In [None]:
# library for feature engineering and EDA
import pandas as pd
import numpy as np

import seaborn as sns
import matplotlib.pyplot as plt
from IPython.display import Image
from datetime import datetime
import random

# library for statistic
from scipy import stats
from scipy.stats import chi2_contingency, kruskal
from scipy.stats import boxcox, norm
from scipy.stats import skew
from scipy.stats import kurtosis
from scipy.stats import uniform as sp_randFloat
from scipy.stats import randint as sp_randInt

# library for sampling
from imblearn.combine import SMOTEENN
from imblearn.over_sampling import SMOTE
from imblearn.over_sampling import SVMSMOTE

# library for machine learning
import sklearn
from sklearn.preprocessing import LabelEncoder
from sklearn.preprocessing import StandardScaler
from sklearn.preprocessing import MinMaxScaler
from sklearn.model_selection import train_test_split
from sklearn.metrics import roc_auc_score, RocCurveDisplay, confusion_matrix
from sklearn.metrics import precision_recall_fscore_support
from sklearn.model_selection import RandomizedSearchCV
from sklearn.model_selection import StratifiedKFold
from sklearn.neural_network import MLPClassifier
from sklearn.metrics import confusion_matrix
from sklearn.metrics import roc_curve

import shap
%matplotlib inline # Matplotlib의 시각화 결과를 노트북 내에서 바로 표시되도록 설정


In [None]:
df = pd.read_csv("./datas/application_train.csv", delimiter=",")
df.head()

In [None]:
# 중복 data 확인 및 제거

print("중복된 항목 수 :", len(df[df.duplicated()]))

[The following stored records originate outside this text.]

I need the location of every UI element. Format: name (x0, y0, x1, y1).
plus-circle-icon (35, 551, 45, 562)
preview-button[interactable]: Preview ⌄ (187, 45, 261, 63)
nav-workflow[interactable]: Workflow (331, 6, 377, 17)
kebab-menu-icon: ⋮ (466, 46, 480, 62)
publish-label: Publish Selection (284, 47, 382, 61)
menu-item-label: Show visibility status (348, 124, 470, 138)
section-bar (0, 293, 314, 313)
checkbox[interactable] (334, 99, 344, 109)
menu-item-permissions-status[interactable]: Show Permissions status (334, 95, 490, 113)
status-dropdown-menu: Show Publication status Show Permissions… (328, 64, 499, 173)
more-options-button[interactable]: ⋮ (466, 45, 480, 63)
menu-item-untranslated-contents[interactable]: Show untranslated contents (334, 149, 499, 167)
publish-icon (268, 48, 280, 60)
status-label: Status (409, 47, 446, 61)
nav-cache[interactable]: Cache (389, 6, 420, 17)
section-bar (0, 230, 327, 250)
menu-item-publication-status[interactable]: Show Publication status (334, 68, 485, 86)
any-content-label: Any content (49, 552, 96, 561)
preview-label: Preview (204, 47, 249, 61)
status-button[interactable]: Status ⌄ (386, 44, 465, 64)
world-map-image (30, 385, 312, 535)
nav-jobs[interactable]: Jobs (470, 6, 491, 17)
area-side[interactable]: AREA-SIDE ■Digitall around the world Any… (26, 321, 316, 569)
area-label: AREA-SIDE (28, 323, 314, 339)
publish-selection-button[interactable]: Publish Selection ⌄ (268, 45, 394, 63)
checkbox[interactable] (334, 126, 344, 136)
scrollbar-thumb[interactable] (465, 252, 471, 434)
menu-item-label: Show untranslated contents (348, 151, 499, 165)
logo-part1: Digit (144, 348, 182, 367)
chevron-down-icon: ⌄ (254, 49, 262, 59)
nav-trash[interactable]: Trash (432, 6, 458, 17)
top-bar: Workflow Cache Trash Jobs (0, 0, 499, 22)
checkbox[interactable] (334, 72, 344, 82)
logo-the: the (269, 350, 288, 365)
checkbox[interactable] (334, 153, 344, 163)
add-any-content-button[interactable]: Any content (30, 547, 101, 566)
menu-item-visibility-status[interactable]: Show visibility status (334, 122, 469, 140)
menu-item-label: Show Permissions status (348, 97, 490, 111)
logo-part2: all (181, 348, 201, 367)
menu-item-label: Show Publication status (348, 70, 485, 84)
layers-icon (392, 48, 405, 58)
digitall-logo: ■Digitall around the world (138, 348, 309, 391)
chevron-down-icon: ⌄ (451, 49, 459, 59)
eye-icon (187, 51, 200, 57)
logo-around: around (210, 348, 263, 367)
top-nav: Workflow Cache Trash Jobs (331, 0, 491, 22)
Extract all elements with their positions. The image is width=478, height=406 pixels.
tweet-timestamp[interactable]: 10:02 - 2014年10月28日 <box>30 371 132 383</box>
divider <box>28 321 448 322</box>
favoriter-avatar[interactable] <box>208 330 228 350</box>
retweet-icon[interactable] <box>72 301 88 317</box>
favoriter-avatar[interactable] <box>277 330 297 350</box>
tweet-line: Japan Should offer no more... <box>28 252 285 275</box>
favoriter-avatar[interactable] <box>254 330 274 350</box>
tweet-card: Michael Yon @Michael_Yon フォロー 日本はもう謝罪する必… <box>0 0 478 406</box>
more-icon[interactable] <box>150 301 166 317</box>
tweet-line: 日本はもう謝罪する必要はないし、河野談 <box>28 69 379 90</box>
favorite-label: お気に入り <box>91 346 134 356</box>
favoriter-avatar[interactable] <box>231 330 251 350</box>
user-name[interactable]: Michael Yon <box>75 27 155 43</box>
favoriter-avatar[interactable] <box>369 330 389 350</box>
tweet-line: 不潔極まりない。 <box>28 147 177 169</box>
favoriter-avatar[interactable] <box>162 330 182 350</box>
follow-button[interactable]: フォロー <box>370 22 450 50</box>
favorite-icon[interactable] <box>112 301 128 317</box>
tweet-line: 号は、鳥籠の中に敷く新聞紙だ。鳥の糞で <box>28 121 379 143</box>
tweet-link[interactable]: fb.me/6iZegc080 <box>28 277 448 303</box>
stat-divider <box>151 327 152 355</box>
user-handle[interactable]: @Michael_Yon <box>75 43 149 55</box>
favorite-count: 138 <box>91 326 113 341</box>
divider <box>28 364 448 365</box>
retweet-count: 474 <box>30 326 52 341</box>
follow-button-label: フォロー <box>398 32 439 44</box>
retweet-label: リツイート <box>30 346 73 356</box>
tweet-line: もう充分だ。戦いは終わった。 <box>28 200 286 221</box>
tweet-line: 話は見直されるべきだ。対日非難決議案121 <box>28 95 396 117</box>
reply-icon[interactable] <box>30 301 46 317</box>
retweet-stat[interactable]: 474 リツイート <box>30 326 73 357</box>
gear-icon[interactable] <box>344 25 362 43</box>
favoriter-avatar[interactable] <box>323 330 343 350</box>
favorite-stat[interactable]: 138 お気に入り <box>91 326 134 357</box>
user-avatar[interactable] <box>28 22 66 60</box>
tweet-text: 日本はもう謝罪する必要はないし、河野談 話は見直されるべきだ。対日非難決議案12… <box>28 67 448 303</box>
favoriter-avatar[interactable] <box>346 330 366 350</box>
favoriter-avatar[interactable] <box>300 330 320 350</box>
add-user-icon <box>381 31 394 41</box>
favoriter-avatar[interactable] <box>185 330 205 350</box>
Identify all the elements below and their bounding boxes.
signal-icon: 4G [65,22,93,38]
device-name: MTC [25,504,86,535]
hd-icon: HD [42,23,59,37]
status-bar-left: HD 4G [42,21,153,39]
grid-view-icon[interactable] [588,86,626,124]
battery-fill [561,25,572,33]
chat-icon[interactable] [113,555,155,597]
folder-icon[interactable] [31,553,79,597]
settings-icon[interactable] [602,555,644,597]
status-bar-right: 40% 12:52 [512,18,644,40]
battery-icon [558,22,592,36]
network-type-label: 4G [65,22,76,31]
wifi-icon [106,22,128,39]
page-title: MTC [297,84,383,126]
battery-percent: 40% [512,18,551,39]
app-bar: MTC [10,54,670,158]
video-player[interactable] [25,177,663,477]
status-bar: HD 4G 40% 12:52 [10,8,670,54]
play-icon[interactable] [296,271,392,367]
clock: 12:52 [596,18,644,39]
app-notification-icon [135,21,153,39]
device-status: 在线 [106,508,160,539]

has_duplicated = len(df[df.duplicated()]) != 0
if (has_duplicated):
  df = df.drop_duplicates()

In [None]:
df.info()

In [None]:
df.isna().sum()
df.dropna(axis=1, inplace=True)

In [None]:
# categorical and numeric columns
for column_name in list(df.columns):
    print(column_name, df[column_name].dtype, df[column_name].unique())

In [None]:
list_categorical_columns = list(df.select_dtypes(include=['object']).columns)
list_numeric_columns = list(df.select_dtypes(include=['float64','int64']).columns)
target_column = "TARGET"
print(len(df))
print(len(df.columns))
print(len(list_categorical_columns))
print(len(list_numeric_columns))

In [None]:
df.isna().sum()

### 2-2 Dependent(종속) Data Explore

In [None]:
list_categorical_columns.remove(target_column)

In [None]:
df[target_column].describe()

In [None]:
df[target_column].value_counts()

In [None]:
sns.countplot(x=target_column, data=df)

### 2-3 Independent(독립) Data Explore

In [None]:
df[list_categorical_columns].nunique().sort_values()
# 불필요한 컬럼 보이지 않음

In [None]:
# cateogircla column 별 분포 확인
plt.figure(figsize=(15,30))
x = 1
plt.subplots_adjust(top = 0.99, bottom=0.01, hspace=0.6, wspace=0.2)
for column_name in list_categorical_columns:
    plt.subplot(6,3,x)
    x = x+1
    df[column_name].value_counts().sort_index().plot(kind='bar')
    plt.title(column_name)
plt.show()

In [None]:
# categorical column과 dependent data(target column) 분포 분석
df_poutcome_dependent = pd.crosstab(df[target_column], df[list_categorical_columns[-1]])
df_poutcome_dependent.plot(kind='bar')
# 애초에 target_column(y) 비중이 다르기 때문에, 아래와 같이 count 수를 비교하는 것은 데이터 분포를 파악하는데 적합하지 않음

In [None]:
# 아래와 같은 table을 출력
pd.crosstab(df[target_column], df[list_categorical_columns[-1]], normalize="index")

In [None]:
df_poutcome_dependent_ratio = pd.crosstab(df[target_column], df[list_categorical_columns[-1]], normalize="index")
df_poutcome_dependent_ratio.plot.bar(figsize=(10,5))

In [None]:
# 이런 경우에는 비율 데이터를 plot으로 그리면 데이터 분포 이해에 도움.
for column_name in list_categorical_columns:
    pd.crosstab(df[target_column], df[column_name], normalize="index").plot.bar()
    plt.title(column_name)
plt.show()

In [None]:
# 카이제곱 검정 코드
list_meaningful_column_by_chi = []

for column_name in list_categorical_columns:
  statistic, pvalue, _, _ = chi2_contingency(pd.crosstab(df[target_column], df[column_name]))
  if pvalue <= 0.05:
    list_meaningful_column_by_chi.append(column_name)
  print(column_name, statistic, pvalue)

print("all categorical columns : ", len(list_categorical_columns))
print("selected columns by chi : ", len(list_meaningful_column_by_chi), list_meaningful_column_by_chi)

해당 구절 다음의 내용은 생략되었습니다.